Description and Table of Contents

Description

Sir Robert Wilmot served from 1740 to 1772 as private secretary to the Lord Lieutenant of Ireland. His office in London was a locus of transactions between Whitehall, Dublin Castle, and the country seats of a series of viceroys, making "The Wilmot Papers" a remarkably intimate and continuous narrative of Anglo-Irish affairs. The present selection concentrates upon the most critical episode in Wilmot's tenure in office: the conflict between Castle and Commons, 1753-1756. The "Castle" here refers to Lord George Sackville, and to Sackville's friend, the precocious primate of the Church of Ireland, George Stone.

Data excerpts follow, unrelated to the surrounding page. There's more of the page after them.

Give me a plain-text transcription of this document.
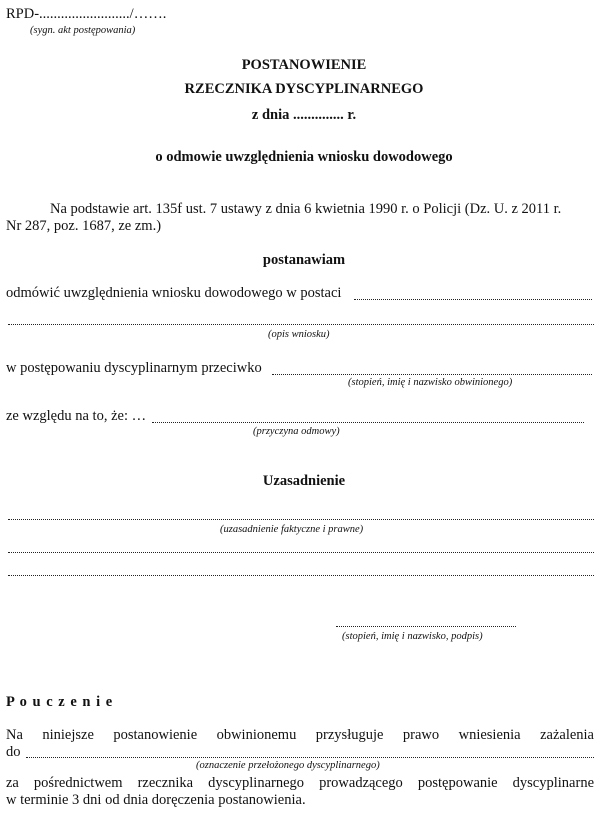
RPD-........................./…….
(sygn. akt postępowania)
POSTANOWIENIE
RZECZNIKA DYSCYPLINARNEGO
z dnia .............. r.
o odmowie uwzględnienia wniosku dowodowego
Na podstawie art. 135f ust. 7 ustawy z dnia 6 kwietnia 1990 r. o Policji (Dz. U. z 2011 r.
Nr 287, poz. 1687, ze zm.)
postanawiam
odmówić uwzględnienia wniosku dowodowego w postaci
(opis wniosku)
w postępowaniu dyscyplinarnym przeciwko
(stopień, imię i nazwisko obwinionego)
ze względu na to, że: …
(przyczyna odmowy)
Uzasadnienie
(uzasadnienie faktyczne i prawne)
(stopień, imię i nazwisko, podpis)
P o u c z e n i e
Na niniejsze postanowienie obwinionemu przysługuje prawo wniesienia zażalenia
do
(oznaczenie przełożonego dyscyplinarnego)
za pośrednictwem rzecznika dyscyplinarnego prowadzącego postępowanie dyscyplinarne
w terminie 3 dni od dnia doręczenia postanowienia.
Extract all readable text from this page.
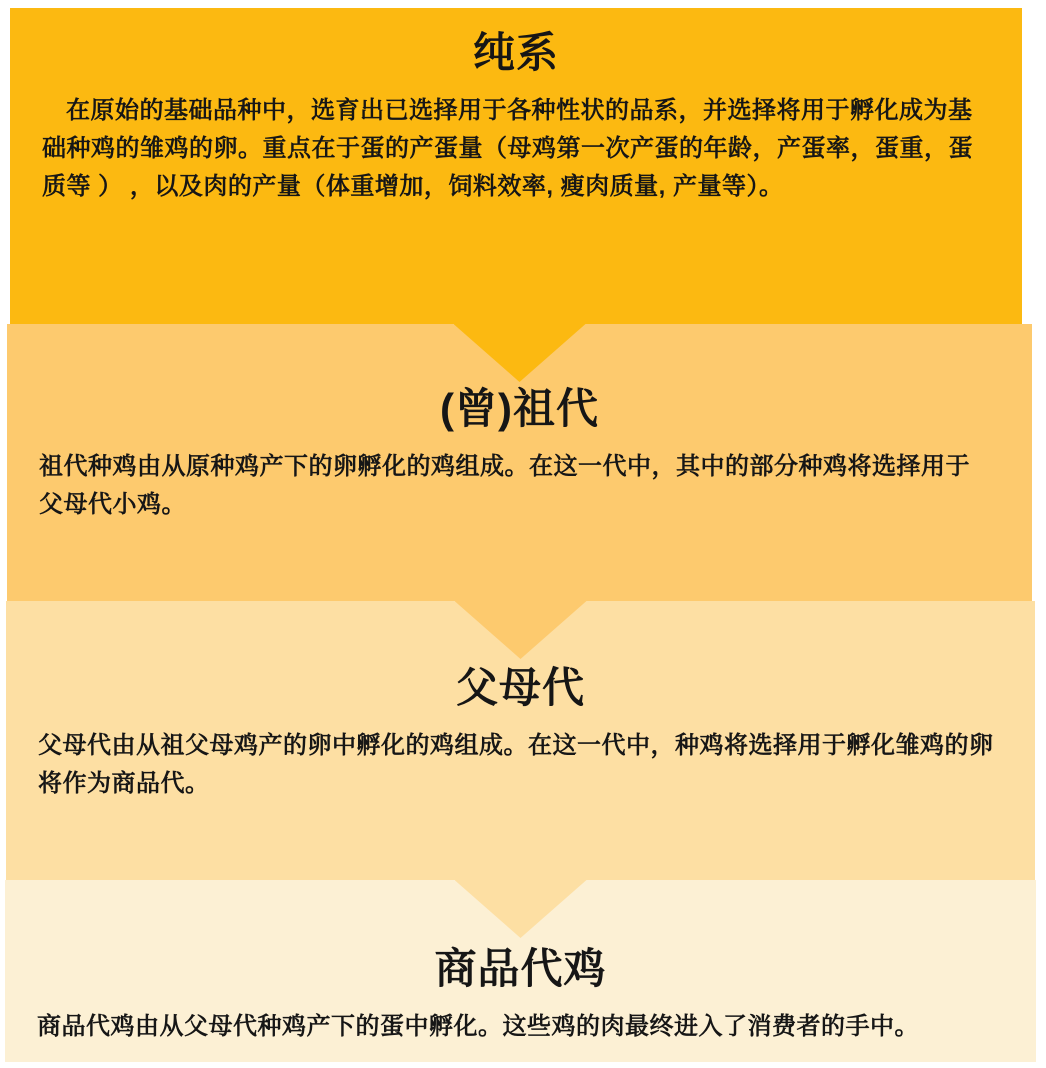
纯系

在原始的基础品种中，选育出已选择用于各种性状的品系，并选择将用于孵化成为基础种鸡的雏鸡的卵。重点在于蛋的产蛋量（母鸡第一次产蛋的年龄，产蛋率，蛋重，蛋质等 ） ，以及肉的产量（体重增加，饲料效率, 瘦肉质量, 产量等）。

(曾)祖代

祖代种鸡由从原种鸡产下的卵孵化的鸡组成。在这一代中，其中的部分种鸡将选择用于父母代小鸡。

父母代

父母代由从祖父母鸡产的卵中孵化的鸡组成。在这一代中，种鸡将选择用于孵化雏鸡的卵将作为商品代。

商品代鸡

商品代鸡由从父母代种鸡产下的蛋中孵化。这些鸡的肉最终进入了消费者的手中。
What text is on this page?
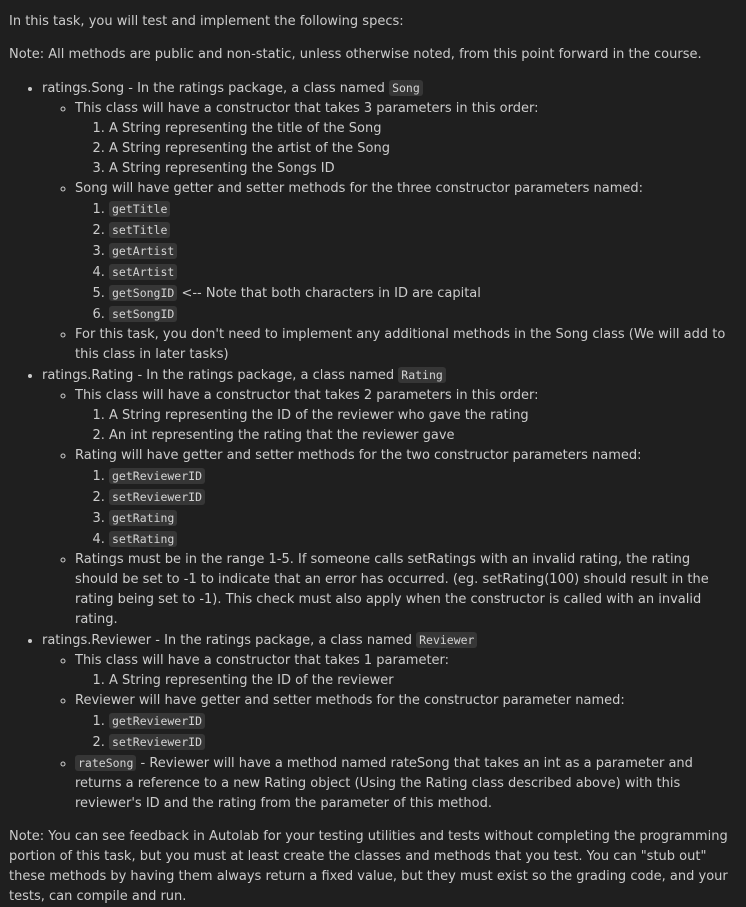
In this task, you will test and implement the following specs:

Note: All methods are public and non-static, unless otherwise noted, from this point forward in the course.

• ratings.Song - In the ratings package, a class named Song
◦ This class will have a constructor that takes 3 parameters in this order:
1. A String representing the title of the Song
2. A String representing the artist of the Song
3. A String representing the Songs ID
◦ Song will have getter and setter methods for the three constructor parameters named:
1. getTitle
2. setTitle
3. getArtist
4. setArtist
5. getSongID <-- Note that both characters in ID are capital
6. setSongID
◦ For this task, you don't need to implement any additional methods in the Song class (We will add to this class in later tasks)
• ratings.Rating - In the ratings package, a class named Rating
◦ This class will have a constructor that takes 2 parameters in this order:
1. A String representing the ID of the reviewer who gave the rating
2. An int representing the rating that the reviewer gave
◦ Rating will have getter and setter methods for the two constructor parameters named:
1. getReviewerID
2. setReviewerID
3. getRating
4. setRating
◦ Ratings must be in the range 1-5. If someone calls setRatings with an invalid rating, the rating should be set to -1 to indicate that an error has occurred. (eg. setRating(100) should result in the rating being set to -1). This check must also apply when the constructor is called with an invalid rating.
• ratings.Reviewer - In the ratings package, a class named Reviewer
◦ This class will have a constructor that takes 1 parameter:
1. A String representing the ID of the reviewer
◦ Reviewer will have getter and setter methods for the constructor parameter named:
1. getReviewerID
2. setReviewerID
◦ rateSong - Reviewer will have a method named rateSong that takes an int as a parameter and returns a reference to a new Rating object (Using the Rating class described above) with this reviewer's ID and the rating from the parameter of this method.

Note: You can see feedback in Autolab for your testing utilities and tests without completing the programming portion of this task, but you must at least create the classes and methods that you test. You can "stub out" these methods by having them always return a fixed value, but they must exist so the grading code, and your tests, can compile and run.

To the opposition party the cold bravado of these "Ganymedes" presented a threat but also an opportunity. The contest that followed was marked by a scurrilous propaganda campaign and a series of public disorders in the course of which Government lost support, a protege of Stone's was disgraced and expelled from Parliament, and the Lord Lieutenant removed from office. Underrated by modern historians, these years were treated by contemporaries like Horace Walpole in great detail. Burke called it the time when the Anglo-Irish ascendancy "began to recollect that they had a country". For Lord Clare this was the origin of "a system that would beat down the most powerful nation on earth".